Another marker widely used to measure oxidized base lesion is 8-oxo-2′-deoxyguanosine (8-OHdG), as, among all purine and pyridine bases, guanine is the most prone to oxidation and a common biomarker reflecting the balance between oxidative damage and repair rate [55]. The role of coffee in the modulation of 8-OH-dG was evaluated only in one study, with positive results [48]. The study was performed in a group of patients affected by chronic hepatitis C and the authors documented that 8-OHdG levels were significantly lower during coffee intake (30-day consumption of 4 cups of coffee/day), with almost a three-fold decrease.

4. Conclusions

During the last five years, coffee has been the objective of several studies for its potential role in human health, with a specific focus on the prevention of several chronic degenerative diseases. The current review summarized the main findings of 26 studies performed in humans, with the aim of comparing results on the effect of coffee consumption on the main markers of oxidative damage to lipid, DNA and protein, as well as on the modulation of antioxidant capacity and antioxidant enzymes in humans. Studies were performed on healthy subjects with the exception of one study in which patients with chronic hepatitis C were recruited.

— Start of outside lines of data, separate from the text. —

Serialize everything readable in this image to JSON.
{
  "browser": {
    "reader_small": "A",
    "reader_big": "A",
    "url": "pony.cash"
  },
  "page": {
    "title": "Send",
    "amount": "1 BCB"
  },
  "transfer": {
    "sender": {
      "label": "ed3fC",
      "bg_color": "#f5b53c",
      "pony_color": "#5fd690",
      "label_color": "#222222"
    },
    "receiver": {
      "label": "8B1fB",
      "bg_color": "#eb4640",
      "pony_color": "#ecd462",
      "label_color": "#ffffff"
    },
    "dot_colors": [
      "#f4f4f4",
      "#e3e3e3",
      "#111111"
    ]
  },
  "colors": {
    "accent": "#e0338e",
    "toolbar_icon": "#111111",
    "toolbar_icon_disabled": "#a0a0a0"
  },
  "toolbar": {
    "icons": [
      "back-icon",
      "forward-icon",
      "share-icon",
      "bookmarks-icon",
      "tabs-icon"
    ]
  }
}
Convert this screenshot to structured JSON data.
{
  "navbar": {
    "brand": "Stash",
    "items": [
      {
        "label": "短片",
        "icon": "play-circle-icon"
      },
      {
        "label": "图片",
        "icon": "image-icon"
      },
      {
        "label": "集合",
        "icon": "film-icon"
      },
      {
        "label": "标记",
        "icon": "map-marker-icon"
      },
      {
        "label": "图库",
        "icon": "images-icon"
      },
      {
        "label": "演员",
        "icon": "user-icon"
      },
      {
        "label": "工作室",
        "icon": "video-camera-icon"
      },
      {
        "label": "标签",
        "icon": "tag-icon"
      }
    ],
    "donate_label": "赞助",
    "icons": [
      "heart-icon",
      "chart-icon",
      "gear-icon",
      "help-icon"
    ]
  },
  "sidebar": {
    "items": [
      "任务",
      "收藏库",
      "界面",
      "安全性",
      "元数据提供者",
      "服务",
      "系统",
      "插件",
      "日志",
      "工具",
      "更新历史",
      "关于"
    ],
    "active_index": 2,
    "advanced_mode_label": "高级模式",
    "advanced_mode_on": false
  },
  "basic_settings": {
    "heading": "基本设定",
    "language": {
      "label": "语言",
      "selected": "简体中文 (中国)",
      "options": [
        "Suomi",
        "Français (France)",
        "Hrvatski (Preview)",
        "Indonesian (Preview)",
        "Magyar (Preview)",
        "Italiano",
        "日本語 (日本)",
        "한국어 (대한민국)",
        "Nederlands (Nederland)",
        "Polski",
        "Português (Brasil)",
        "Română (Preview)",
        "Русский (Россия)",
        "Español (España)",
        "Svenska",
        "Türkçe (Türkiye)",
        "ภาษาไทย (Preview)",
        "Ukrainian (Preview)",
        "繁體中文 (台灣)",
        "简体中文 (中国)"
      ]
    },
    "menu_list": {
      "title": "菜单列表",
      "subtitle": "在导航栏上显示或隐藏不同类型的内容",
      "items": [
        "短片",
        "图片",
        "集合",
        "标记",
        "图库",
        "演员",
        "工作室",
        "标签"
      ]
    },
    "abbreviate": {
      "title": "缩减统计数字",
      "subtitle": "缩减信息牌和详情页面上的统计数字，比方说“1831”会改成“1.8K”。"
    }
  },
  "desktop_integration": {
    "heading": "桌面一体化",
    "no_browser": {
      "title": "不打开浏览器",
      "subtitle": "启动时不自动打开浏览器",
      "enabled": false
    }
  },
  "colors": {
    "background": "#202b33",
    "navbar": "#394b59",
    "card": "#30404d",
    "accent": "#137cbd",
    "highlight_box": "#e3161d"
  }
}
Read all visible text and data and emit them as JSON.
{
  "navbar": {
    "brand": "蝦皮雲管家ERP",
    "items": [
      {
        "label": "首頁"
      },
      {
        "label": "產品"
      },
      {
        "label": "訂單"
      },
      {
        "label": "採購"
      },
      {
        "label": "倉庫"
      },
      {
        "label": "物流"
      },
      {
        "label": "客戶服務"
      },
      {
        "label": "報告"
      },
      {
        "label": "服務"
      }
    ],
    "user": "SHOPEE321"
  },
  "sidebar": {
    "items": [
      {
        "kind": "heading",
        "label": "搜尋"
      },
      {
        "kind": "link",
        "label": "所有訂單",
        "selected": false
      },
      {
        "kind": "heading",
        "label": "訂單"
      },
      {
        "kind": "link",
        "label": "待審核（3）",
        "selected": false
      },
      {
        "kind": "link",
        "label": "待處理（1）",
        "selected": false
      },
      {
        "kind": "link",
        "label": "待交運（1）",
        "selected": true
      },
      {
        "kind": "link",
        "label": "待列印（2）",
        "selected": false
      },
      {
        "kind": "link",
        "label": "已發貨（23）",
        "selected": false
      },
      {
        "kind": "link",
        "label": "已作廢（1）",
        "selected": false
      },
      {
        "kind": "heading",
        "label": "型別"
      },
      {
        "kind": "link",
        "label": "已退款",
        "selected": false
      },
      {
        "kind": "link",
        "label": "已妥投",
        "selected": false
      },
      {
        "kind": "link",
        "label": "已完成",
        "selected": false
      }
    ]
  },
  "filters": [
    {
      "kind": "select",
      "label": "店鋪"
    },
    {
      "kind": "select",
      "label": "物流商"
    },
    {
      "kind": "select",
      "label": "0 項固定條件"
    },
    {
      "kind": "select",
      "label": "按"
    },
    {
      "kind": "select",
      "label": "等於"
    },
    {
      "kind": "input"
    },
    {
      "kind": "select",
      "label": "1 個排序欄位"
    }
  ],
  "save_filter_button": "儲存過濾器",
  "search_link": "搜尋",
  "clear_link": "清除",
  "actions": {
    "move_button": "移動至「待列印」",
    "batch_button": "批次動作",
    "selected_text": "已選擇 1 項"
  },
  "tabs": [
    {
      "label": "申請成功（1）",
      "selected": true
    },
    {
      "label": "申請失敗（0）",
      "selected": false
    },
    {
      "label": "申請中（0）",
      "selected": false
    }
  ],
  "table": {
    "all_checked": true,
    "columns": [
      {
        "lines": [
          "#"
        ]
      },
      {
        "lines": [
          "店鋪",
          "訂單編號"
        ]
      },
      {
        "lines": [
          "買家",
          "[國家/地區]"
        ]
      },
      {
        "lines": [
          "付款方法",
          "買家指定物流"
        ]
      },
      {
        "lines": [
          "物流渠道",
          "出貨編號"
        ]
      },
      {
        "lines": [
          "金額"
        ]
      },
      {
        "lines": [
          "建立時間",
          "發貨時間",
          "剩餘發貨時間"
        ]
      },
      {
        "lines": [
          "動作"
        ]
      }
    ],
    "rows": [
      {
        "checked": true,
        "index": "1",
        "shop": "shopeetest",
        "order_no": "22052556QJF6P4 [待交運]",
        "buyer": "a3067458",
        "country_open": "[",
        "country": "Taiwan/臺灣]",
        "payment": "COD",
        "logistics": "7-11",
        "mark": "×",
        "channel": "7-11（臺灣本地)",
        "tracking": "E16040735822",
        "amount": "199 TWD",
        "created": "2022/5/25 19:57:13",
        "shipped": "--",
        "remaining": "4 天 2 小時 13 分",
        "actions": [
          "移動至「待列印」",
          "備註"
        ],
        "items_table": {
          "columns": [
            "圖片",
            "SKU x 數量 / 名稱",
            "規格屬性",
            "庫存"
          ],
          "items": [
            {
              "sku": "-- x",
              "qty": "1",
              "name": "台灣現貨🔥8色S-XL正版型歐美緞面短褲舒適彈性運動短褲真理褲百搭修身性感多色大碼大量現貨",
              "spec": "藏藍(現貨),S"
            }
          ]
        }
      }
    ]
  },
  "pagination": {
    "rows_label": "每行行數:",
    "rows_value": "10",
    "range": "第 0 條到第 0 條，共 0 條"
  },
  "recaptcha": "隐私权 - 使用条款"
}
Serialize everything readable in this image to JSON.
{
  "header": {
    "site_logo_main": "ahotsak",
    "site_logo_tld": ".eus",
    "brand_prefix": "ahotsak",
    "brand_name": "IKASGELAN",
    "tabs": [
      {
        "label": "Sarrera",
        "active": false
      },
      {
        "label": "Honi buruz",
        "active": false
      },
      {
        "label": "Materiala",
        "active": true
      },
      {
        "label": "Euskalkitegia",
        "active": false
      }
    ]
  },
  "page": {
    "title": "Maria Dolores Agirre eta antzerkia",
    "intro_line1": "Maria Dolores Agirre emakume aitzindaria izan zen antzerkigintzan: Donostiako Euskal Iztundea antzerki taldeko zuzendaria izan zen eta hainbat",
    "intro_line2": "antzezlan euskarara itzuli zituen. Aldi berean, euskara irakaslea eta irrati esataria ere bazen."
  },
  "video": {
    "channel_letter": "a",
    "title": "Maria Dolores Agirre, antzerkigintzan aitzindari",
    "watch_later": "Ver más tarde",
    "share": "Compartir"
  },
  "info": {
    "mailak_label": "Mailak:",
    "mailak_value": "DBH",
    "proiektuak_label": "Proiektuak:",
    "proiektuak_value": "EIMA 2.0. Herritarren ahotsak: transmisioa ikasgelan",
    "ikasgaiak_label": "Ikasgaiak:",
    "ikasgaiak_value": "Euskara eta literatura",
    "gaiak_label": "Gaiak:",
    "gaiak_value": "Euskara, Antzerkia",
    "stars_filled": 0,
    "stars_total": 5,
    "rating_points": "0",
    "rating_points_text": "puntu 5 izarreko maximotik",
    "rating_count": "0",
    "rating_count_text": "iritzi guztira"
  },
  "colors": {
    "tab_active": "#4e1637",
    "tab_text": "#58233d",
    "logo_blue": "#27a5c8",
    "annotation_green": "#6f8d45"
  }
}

Overall, a high heterogeneity among studies was observed, mainly in terms of doses and duration of the interventions, and, in several studies, information concerning the polyphenol content of the coffee used was lacking. Only a few studies provided the content of CGAs, caffeine and other bioactive compounds in the fed coffee brew, and, in general, they did not describe in great detail the way coffee was prepared (i.e., grams of coffee used for each dose). This lack of information about the composition of the brews makes the comparison among studies extremely difficult, with an objective evaluation of a dose-response effect almost impossible. Therefore, the need for more detailed information about the chemical composition of coffees in future studies appears crucial for a more accurate analysis of results.

Despite these complications, the main findings of the reviewed works seem to suggest that consumption of coffee may increase glutathione levels and reduce the levels of DNA damage. These effects are more evident in chronic interventions than in acute studies, letting hypothesize that a long-term exposure to coffee and/or its bioactive compounds is needed to obtain such putative health effects. On the contrary, an extreme heterogeneity of the results has been observed for total plasma and serum antioxidant status, as well as for protein and lipid damage. This could be attributed to the different biomarkers and methods used for their evaluation. Based on the difficulties described above, a comprehensive understanding of the beneficial effects of coffee on oxidative stress markers, through the development of robust and well-controlled intervention studies, is required.